Il compagno Iaroscenko, evidentemente, non è del tutto d'accordo con Marx. Egli ritiene che questa affermazione di Marx non sia applicabile al regime socialista. Appunto perciò egli restringe il problema dell'economia politica del socialismo al compito di organizzare razionalmente le forze produttive, scartando i rapporti di produzione, i rapporti economici, e staccando da essi le forze produttive.
Per conseguenza, invece di una Economia politica marxista, il compagno Iaroscenko ci da qualcosa sul tipo della Scienza generale dell'organizzazione di Bogdanov.
In questo modo, partendo dal giusto concetto che le forze produttive sono le forze più mobili e rivoluzionarie della produzione, il compagno Iaroscenko porta questo concetto sino all'assurdo, sino a negare la funzione dei rapporti di produzione, economici, nel socialismo, per cui, al posto di una produzione sociale in tutta la sua concretezza, ci dà una tecnologia della produzione unilaterale e scheletrica, qualcosa sul tipo della "tecnica dell'organizzazione sociale" di Bukharin.
Marx dice:
"Nella produzione sociale della loro esistenza (vale a dire nella produzione dei beni materiali indispensabili all'esistenza degli uomini - G. St.) gli uomini entrano in rappporti determinati, necessari, indipendenti dalla loro volontà, in rapporti di produzione che corrispondono a un determinato grado di sviluppo delle loro forze produttive materiali. L'insieme di questi rapporti di produzione costituisce la struttura economica della società, la base reale sulla quale si eleva una soprastruttura giuridica e poltica e alla quale corrispondono forme determinate della coscienza sociale"3.
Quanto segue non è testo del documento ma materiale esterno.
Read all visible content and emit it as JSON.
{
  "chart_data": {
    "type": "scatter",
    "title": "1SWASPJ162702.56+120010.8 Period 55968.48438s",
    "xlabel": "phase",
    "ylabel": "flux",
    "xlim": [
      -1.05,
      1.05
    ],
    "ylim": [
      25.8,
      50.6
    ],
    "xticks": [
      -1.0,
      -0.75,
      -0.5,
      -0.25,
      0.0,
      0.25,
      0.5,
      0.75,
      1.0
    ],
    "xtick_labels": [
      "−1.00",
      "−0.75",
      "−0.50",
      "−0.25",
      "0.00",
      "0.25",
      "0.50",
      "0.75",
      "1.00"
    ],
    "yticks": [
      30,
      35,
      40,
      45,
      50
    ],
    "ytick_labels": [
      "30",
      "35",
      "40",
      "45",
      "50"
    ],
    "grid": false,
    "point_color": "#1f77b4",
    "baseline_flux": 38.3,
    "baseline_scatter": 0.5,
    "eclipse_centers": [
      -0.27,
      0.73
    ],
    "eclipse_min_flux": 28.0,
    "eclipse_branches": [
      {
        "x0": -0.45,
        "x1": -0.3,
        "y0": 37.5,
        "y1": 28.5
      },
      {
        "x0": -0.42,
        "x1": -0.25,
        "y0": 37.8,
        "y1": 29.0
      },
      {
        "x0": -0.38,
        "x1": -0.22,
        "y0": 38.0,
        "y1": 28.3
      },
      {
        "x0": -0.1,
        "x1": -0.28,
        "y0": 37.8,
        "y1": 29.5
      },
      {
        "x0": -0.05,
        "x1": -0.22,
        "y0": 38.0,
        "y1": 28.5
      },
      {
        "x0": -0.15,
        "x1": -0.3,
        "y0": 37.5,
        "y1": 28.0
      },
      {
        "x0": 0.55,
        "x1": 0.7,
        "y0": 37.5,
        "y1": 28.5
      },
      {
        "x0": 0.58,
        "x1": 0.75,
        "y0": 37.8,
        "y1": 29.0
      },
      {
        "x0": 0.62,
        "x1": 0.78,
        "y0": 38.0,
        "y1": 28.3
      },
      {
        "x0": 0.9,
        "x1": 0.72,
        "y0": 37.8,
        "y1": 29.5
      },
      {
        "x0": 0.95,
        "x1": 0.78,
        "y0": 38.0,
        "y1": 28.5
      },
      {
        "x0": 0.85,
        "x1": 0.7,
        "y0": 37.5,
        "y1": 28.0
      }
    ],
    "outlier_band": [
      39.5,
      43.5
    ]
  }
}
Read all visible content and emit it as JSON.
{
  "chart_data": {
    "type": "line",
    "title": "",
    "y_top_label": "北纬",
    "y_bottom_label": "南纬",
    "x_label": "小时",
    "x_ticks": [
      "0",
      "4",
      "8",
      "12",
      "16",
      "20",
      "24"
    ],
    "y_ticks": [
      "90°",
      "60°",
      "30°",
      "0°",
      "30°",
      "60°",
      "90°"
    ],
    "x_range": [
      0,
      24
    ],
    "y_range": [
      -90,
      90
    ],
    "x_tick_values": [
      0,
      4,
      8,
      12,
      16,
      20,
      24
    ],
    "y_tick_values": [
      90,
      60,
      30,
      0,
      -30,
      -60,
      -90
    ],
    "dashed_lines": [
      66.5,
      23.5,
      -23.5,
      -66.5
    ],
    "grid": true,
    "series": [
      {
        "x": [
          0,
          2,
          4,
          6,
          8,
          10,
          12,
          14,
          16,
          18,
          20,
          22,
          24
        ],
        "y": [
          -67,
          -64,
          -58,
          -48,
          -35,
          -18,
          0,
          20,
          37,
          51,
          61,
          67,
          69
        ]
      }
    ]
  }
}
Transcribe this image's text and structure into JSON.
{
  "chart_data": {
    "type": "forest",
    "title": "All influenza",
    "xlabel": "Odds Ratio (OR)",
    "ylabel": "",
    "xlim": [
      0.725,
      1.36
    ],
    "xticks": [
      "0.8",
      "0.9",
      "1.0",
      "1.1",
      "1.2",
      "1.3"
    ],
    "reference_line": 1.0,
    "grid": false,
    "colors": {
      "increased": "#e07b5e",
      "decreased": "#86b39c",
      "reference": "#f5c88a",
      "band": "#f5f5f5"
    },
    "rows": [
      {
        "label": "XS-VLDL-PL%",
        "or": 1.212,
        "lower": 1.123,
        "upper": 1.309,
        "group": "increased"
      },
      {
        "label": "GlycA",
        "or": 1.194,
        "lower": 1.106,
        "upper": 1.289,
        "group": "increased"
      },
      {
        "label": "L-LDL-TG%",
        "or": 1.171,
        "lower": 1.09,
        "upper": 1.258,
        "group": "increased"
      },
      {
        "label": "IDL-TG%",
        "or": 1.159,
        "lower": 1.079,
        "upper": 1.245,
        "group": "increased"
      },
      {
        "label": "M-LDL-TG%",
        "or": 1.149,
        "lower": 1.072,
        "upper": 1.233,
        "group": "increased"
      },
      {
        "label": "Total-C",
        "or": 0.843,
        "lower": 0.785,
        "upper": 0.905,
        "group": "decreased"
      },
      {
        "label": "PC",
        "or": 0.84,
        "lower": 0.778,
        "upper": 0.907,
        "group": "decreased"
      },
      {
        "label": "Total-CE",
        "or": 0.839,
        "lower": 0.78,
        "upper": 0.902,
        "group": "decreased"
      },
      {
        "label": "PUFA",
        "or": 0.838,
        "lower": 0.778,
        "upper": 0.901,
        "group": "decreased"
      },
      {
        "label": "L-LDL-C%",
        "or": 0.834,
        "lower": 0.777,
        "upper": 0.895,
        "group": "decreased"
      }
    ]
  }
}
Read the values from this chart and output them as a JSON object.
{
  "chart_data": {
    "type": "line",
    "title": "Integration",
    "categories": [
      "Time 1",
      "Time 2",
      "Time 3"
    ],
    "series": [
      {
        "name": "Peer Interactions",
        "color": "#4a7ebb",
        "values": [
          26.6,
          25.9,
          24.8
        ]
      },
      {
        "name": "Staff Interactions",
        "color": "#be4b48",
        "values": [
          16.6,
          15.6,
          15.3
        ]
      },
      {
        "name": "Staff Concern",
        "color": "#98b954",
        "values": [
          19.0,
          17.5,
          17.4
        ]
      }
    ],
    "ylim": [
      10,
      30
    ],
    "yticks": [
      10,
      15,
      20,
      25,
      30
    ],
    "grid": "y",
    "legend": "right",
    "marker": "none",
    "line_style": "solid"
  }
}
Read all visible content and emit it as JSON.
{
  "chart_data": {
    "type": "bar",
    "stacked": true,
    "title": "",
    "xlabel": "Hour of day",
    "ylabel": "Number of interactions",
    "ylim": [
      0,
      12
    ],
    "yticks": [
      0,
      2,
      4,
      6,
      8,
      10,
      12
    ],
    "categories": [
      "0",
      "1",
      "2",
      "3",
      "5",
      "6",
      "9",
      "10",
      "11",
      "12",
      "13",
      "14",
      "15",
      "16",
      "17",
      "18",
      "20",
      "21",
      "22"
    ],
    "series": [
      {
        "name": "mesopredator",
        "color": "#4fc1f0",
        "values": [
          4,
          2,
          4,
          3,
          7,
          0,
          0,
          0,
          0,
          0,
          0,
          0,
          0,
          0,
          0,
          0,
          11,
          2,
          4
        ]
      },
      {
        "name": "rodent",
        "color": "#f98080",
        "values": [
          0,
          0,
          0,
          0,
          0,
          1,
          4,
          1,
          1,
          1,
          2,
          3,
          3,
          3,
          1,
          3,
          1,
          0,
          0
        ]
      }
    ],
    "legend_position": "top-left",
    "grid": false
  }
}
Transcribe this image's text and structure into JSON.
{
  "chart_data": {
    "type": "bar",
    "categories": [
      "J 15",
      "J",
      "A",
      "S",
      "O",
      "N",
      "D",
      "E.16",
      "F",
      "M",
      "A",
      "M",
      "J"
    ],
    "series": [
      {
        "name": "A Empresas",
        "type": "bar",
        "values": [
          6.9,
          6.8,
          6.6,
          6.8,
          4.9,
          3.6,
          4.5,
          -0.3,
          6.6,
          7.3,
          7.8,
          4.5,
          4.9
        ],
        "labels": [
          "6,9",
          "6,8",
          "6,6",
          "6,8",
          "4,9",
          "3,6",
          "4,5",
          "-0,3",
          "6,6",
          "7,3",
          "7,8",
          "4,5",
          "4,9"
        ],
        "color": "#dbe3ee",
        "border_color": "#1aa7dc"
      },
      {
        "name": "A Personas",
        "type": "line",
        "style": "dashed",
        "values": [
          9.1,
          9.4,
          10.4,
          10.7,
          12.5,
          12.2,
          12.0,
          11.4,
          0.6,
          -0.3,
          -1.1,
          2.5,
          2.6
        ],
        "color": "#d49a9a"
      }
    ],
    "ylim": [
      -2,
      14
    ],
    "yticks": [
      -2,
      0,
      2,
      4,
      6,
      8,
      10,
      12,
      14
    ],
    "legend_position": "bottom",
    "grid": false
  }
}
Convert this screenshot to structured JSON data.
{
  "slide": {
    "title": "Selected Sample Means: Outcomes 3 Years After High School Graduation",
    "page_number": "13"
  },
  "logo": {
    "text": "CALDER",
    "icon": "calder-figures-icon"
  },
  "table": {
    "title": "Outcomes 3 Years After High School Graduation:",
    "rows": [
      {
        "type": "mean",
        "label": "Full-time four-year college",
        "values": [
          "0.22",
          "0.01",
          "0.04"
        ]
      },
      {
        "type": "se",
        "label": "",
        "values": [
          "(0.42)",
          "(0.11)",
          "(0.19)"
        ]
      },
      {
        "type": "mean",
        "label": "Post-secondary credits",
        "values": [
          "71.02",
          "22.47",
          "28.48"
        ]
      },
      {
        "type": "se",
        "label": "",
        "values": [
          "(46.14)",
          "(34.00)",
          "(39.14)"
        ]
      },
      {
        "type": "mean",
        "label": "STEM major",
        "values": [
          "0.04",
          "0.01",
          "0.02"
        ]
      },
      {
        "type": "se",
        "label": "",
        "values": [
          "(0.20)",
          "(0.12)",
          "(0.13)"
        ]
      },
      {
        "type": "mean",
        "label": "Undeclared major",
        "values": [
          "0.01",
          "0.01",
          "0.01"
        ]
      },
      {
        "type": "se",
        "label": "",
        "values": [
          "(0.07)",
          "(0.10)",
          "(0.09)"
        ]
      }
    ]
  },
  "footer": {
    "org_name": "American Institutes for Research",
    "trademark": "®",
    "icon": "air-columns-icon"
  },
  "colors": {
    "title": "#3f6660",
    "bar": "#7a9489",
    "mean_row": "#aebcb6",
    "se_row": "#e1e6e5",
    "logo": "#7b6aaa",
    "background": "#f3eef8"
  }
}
Ciò significa che ogni formazione sociale, ivi compresa anche la società socialista, ha una propria base economica, costituita dall'insieme dei rapporti di produzione degli uomini. Sorge la questione della base economica del regime socialista per il compagno Iaroscenko. Come è noto, il compagno Iaroscenko ha già liquidato nel socialismo i rapporti di produzione come campo più o meno autonomo, includendo quel poco che è rimasto di essi nell'organizzazione delle forze produttive. Si domanda se il regime socialista ha una sua propria base economica. Evidentemente, posto che nel socialismo i rapporti di produzione sono scomparsi come forze più o meno autonoma, il regime socialista resta privo di una propria base economica.
Dunque, un regime socialista senza una propria base economica. Una cosa abbastanza allegra...
è possibile in generale un regime sociale che non abbia una propria base economica? Il compagno Iaroscenko ritiene, evidentemente, che sia possibile. Il marxismo invece ritiene che al mondo non esistono simili regimi sociali.
Non è vero, infine, che il comunismo sia l'organizzazione razionale delle forze produttive, che nell'organizzazione razionale delle forze produttive si esaurisce la sostanza del regime comunista, che basti organizzare razionalmente le forze produttive per passare al comunismo senza particolari difficoltà. I nostri testi contengono un'altra definizione, un'altra formula del comunismo e precisamente la formula di Lenin: "Il comunismo è il potere sovietico più l'elettrificazione di tutto il paese". Al compagno Iaroscenko, evidentemente, non piace la formula di Lenin ed egli la sostituisce con una propria formula, di sua propria fabbricazione: "Il comunismo è la più alta organizzazione scientifica delle forze produttive nella produzione sociale".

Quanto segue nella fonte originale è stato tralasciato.